Autrefois appelé eskwad, konbit ou kòve, ce rassemblement populaire, encore bien ancré dans les milieux ruraux d’Haïti, dépasse largement le cadre d’une simple réunion de paysans. Il incarne un système de solidarité active, une mise en commun des forces pour accomplir ensemble les travaux agricoles tels que le labourage, les semailles ou les récoltes. Chaque paysan donne de son temps et de son énergie à un voisin, avec l’assurance de recevoir le même soutien pour ses propres terres.

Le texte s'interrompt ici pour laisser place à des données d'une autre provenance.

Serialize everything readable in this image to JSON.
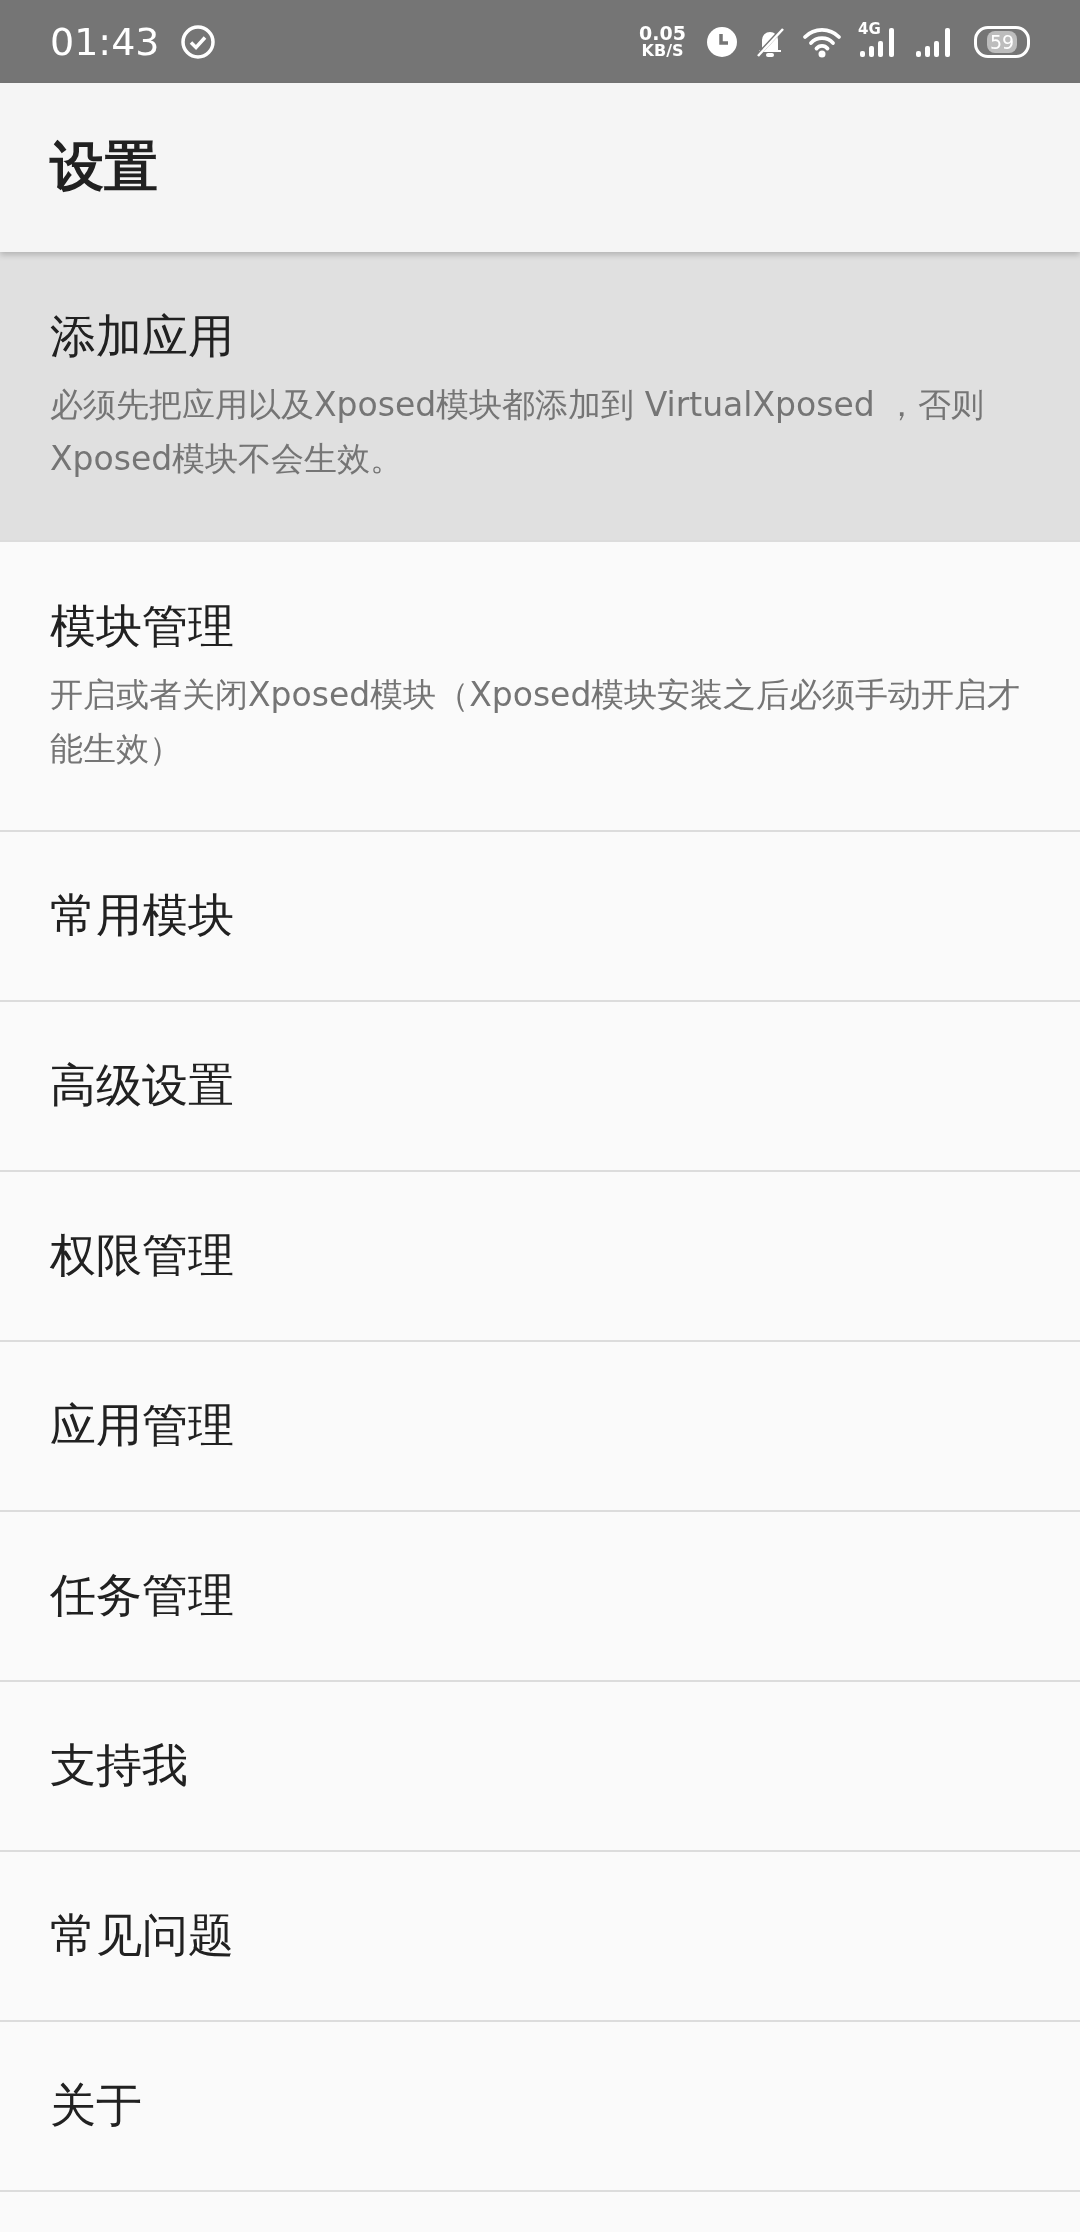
{
  "status_bar": {
    "time": "01:43",
    "net_speed": "0.05",
    "net_unit": "KB/S",
    "network_label": "4G",
    "battery": "59"
  },
  "toolbar": {
    "title": "设置"
  },
  "items": [
    {
      "title": "添加应用",
      "summary": "必须先把应用以及Xposed模块都添加到 VirtualXposed ，否则Xposed模块不会生效。",
      "selected": true
    },
    {
      "title": "模块管理",
      "summary": "开启或者关闭Xposed模块（Xposed模块安装之后必须手动开启才能生效）",
      "selected": false
    },
    {
      "title": "常用模块",
      "selected": false
    },
    {
      "title": "高级设置",
      "selected": false
    },
    {
      "title": "权限管理",
      "selected": false
    },
    {
      "title": "应用管理",
      "selected": false
    },
    {
      "title": "任务管理",
      "selected": false
    },
    {
      "title": "支持我",
      "selected": false
    },
    {
      "title": "常见问题",
      "selected": false
    },
    {
      "title": "关于",
      "selected": false
    }
  ]
}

Ce modèle d’entraide s’enracine dans l’histoire profonde du peuple haïtien. Dès l’époque coloniale, les esclaves marrons formaient des escouades pour mener des attaques coordonnées contre les plantations. De ces regroupements sont nées les premières formes de coumbite, parfois assimilées à des sociétés secrètes, véritables gardiennes des traditions de résistance, de solidarité et de reconstruction.

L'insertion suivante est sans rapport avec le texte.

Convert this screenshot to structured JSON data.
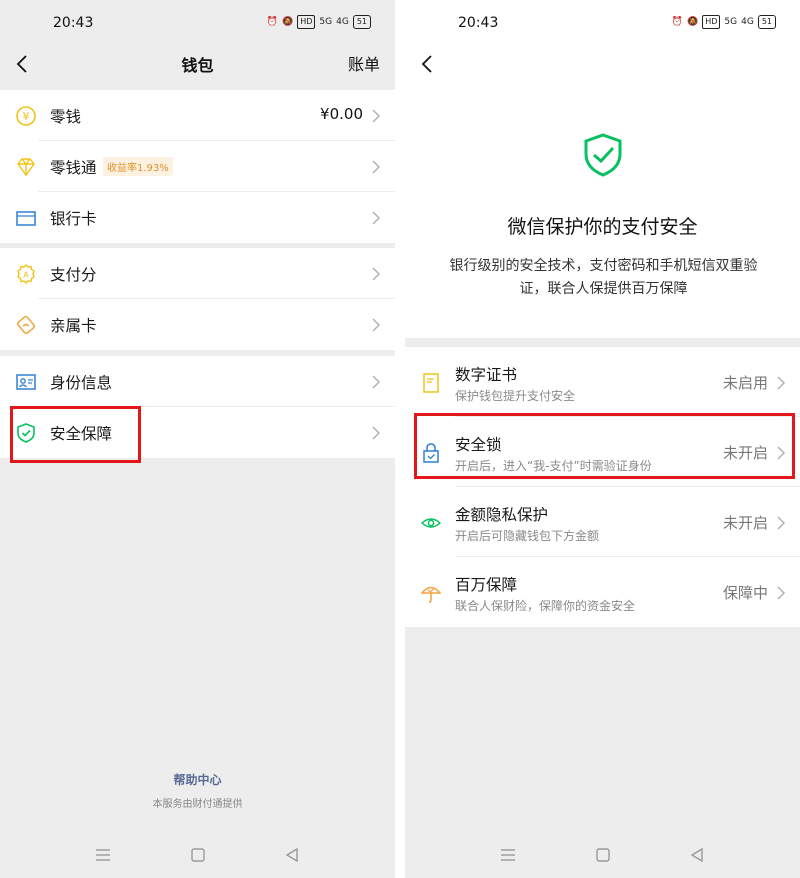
{
  "status": {
    "time": "20:43",
    "icon_text": [
      "HD",
      "5G",
      "4G",
      "51"
    ]
  },
  "wallet": {
    "title": "钱包",
    "bill_label": "账单",
    "group1": [
      {
        "icon": "yen-icon",
        "label": "零钱",
        "value": "¥0.00"
      },
      {
        "icon": "diamond-icon",
        "label": "零钱通",
        "badge": "收益率1.93%"
      },
      {
        "icon": "bank-card-icon",
        "label": "银行卡"
      }
    ],
    "group2": [
      {
        "icon": "pay-score-icon",
        "label": "支付分"
      },
      {
        "icon": "family-card-icon",
        "label": "亲属卡"
      }
    ],
    "group3": [
      {
        "icon": "id-card-icon",
        "label": "身份信息"
      },
      {
        "icon": "shield-icon",
        "label": "安全保障"
      }
    ],
    "help_title": "帮助中心",
    "help_sub": "本服务由财付通提供"
  },
  "security": {
    "title": "微信保护你的支付安全",
    "description": "银行级别的安全技术，支付密码和手机短信双重验证，联合人保提供百万保障",
    "items": [
      {
        "icon": "certificate-icon",
        "title": "数字证书",
        "subtitle": "保护钱包提升支付安全",
        "status": "未启用"
      },
      {
        "icon": "lock-icon",
        "title": "安全锁",
        "subtitle": "开启后，进入“我-支付”时需验证身份",
        "status": "未开启"
      },
      {
        "icon": "eye-icon",
        "title": "金额隐私保护",
        "subtitle": "开启后可隐藏钱包下方金额",
        "status": "未开启"
      },
      {
        "icon": "umbrella-icon",
        "title": "百万保障",
        "subtitle": "联合人保财险，保障你的资金安全",
        "status": "保障中"
      }
    ]
  },
  "colors": {
    "accent_green": "#07c160",
    "highlight_red": "#e3161b",
    "link_blue": "#576b95",
    "icon_yellow": "#f0c419",
    "icon_blue": "#2f7fd6",
    "icon_orange": "#f2a33a"
  }
}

Après l’indépendance de 1804, Haïti, dépourvue d’infrastructures modernes, devait se reconstruire presque exclusivement à partir de la terre. Dans ce contexte, la pratique du coumbite a été essentielle à la survie et à la subsistance des familles paysannes. L’État redistribuait les terres, mais les moyens techniques manquaient cruellement. Grâce au coumbite, les communautés rurales ont su pallier ces lacunes en unissant leurs efforts.

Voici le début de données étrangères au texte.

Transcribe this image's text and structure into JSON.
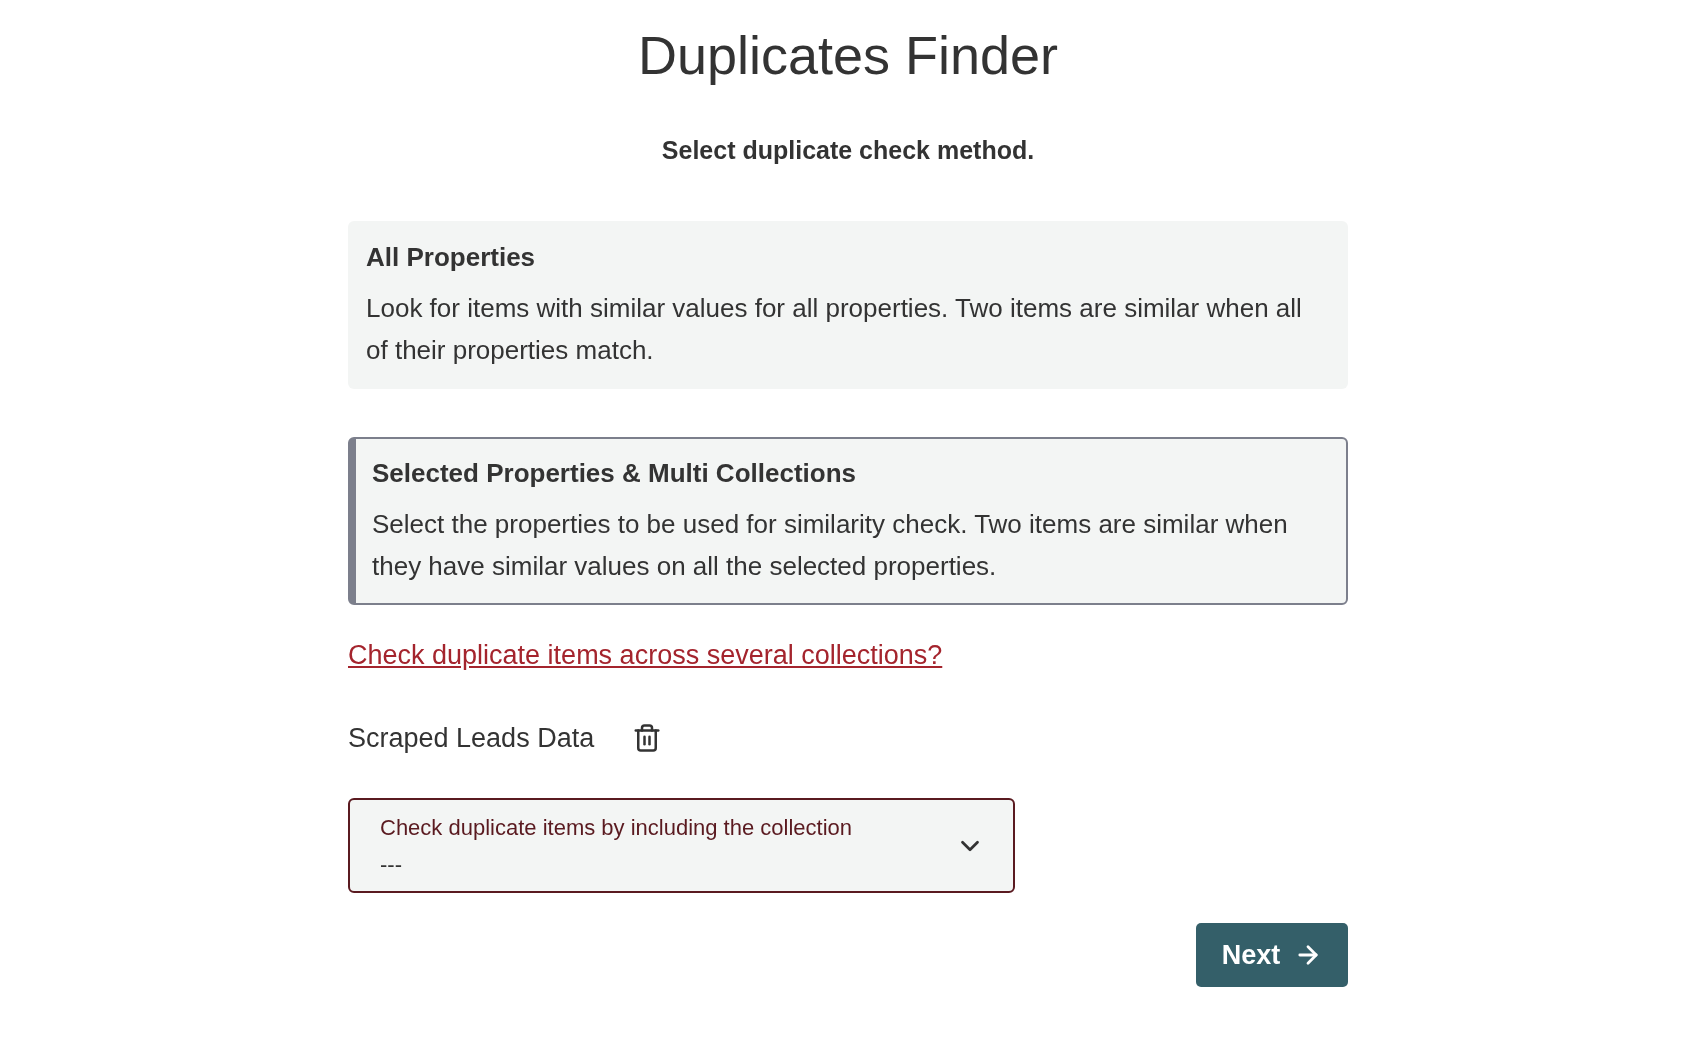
{
  "title": "Duplicates Finder",
  "prompt": "Select duplicate check method.",
  "methods": [
    {
      "title": "All Properties",
      "description": "Look for items with similar values for all properties. Two items are similar when all of their properties match.",
      "selected": false
    },
    {
      "title": "Selected Properties & Multi Collections",
      "description": "Select the properties to be used for similarity check. Two items are similar when they have similar values on all the selected properties.",
      "selected": true
    }
  ],
  "link": "Check duplicate items across several collections?",
  "collection": {
    "name": "Scraped Leads Data"
  },
  "select": {
    "label": "Check duplicate items by including the collection",
    "value": "---"
  },
  "next_button": "Next"
}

Jacques Roumain, dans son chef-d'œuvre Gouverneurs de la Rosée, a immortalisé cet esprit de solidarité à travers le personnage de Manuel. Ce dernier comprenait que seule une action collective pouvait faire revenir l’eau dans la région aride de Fond-Rouge. Son appel à la solidarité demeure un cri d’espoir intemporel pour tout un peuple.
Une Tradition en Déclin
Mais qu’en est-il aujourd’hui ? Cette tradition séculaire peut-elle encore répondre aux défis contemporains ?
Dans certaines zones rurales, le coumbite survit tant bien que mal. Cependant, dans les centres urbains, les valeurs de solidarité s’effritent face à l’individualisme croissant et à l’instabilité sociale. Champs de Mars, autrefois lieu d’expositions artisanales, de découvertes gastronomiques et de rassemblements culturels, est aujourd’hui méconnaissable. Ces moments de partage et ces scènes de joie populaire ont laissé place à l’insécurité, à l’occupation anarchique et à l’abandon.
Kenscoff, autrefois bastion agricole et vivier de coopération paysanne, voit également son tissu social se désagréger. Dans l’Artibonite, grenier agricole du pays, les grandes coumbites se font rares, malgré des besoins toujours pressants.
Une Menace Grandissante
Une nouvelle menace aggrave cette situation : les gangs armés, notamment ceux de la coalition Viv Ansanm, terrorisent les départements de l’Ouest et de l’Artibonite. Ces groupes armés détruisent les liens sociaux, paralysent les activités agricoles, entravent la libre circulation des biens et des personnes, et réduisent à néant toute tentative de mobilisation populaire. Là où régnait autrefois l’esprit du coumbite, ce sont désormais la peur, l’exil et la survie qui dominent.
Une Solution d’Avenir
Et pourtant, le coumbite pourrait bien être la clé pour surmonter la crise actuelle. Il nous faut réapprendre à conjuguer nos efforts, à privilégier l’intérêt collectif au détriment des ambitions personnelles. Un nouveau Manuel, visionnaire et patriote, pourrait ranimer cet esprit de solidarité qui a fait la force de nos ancêtres. Ces derniers nous ont frayé le chemin : il nous appartient maintenant de le suivre pour en faire une voie de renaissance et d’espoir.